Two berry ice cream

Prep
45m
serves
6
Two-berry ice cream
Two-berry ice cream
Two-berry ice cream

This heavenly ice cream recipe is perfect for the warmer months.

Ingredients (5)

  • 1kg strawberries, hulled (to give 900g)
  • 200g fresh raspberries
  • 300ml thickened cream
  • 1 1/4 cups (200g) pure icing sugar
  • Waffle ice cream cones, to serve (optional)

Method

  • 1.
    Whiz all ingredients in a food processor to a thick puree. Strain mixture through a fine sieve, pressing down to extract as much liquid as possible. Discard solids.
  • 2.
    Churn puree in an ice-cream machine according to manufacturer's instructions, then freeze until firm.

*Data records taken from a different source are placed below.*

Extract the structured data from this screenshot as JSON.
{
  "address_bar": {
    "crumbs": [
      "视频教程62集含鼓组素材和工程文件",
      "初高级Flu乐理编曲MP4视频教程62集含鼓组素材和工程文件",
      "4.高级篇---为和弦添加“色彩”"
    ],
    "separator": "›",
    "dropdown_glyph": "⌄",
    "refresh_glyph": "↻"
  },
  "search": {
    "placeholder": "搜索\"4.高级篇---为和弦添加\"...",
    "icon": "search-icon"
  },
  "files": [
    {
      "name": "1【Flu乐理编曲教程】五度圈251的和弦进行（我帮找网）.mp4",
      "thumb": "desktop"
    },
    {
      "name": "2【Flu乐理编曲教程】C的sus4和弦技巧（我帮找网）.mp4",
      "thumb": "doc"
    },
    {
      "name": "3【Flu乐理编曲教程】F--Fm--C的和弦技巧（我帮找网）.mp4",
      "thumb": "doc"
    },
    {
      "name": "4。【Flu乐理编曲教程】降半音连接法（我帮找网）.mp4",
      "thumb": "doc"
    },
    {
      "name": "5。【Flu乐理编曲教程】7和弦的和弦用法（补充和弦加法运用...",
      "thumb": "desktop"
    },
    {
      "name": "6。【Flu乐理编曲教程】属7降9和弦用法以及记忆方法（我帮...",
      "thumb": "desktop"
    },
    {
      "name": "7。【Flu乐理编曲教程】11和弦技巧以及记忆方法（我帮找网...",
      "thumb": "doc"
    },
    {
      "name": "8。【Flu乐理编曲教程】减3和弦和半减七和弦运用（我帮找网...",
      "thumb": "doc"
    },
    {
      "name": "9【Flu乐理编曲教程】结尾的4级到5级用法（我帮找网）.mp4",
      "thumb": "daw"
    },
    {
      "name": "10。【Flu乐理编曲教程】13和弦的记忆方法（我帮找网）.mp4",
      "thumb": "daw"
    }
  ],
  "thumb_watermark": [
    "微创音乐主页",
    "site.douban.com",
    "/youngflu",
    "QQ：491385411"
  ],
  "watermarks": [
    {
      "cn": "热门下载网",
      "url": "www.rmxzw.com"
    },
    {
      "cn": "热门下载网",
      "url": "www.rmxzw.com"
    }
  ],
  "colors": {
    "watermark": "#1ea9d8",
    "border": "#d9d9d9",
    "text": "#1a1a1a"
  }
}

If hand-churning, place your ice cream mixture in a large, shallow plastic or metal container (this will give a greater surface area and help the mixture to freeze faster). Cover tightly with plastic wrap, then freeze for 1 1/2 -2 hours until frozen at the edges. Remove the ice-cream from the freezer, transfer to a bowl if necessary, then beat using electric hand-beaters until smooth. Return to the freezer, then repeat this step 2 or 3 more times — this beating process will prevent ice crystals from forming and ensure you end up with a smooth, rich ice cream. Serve in cones if desired.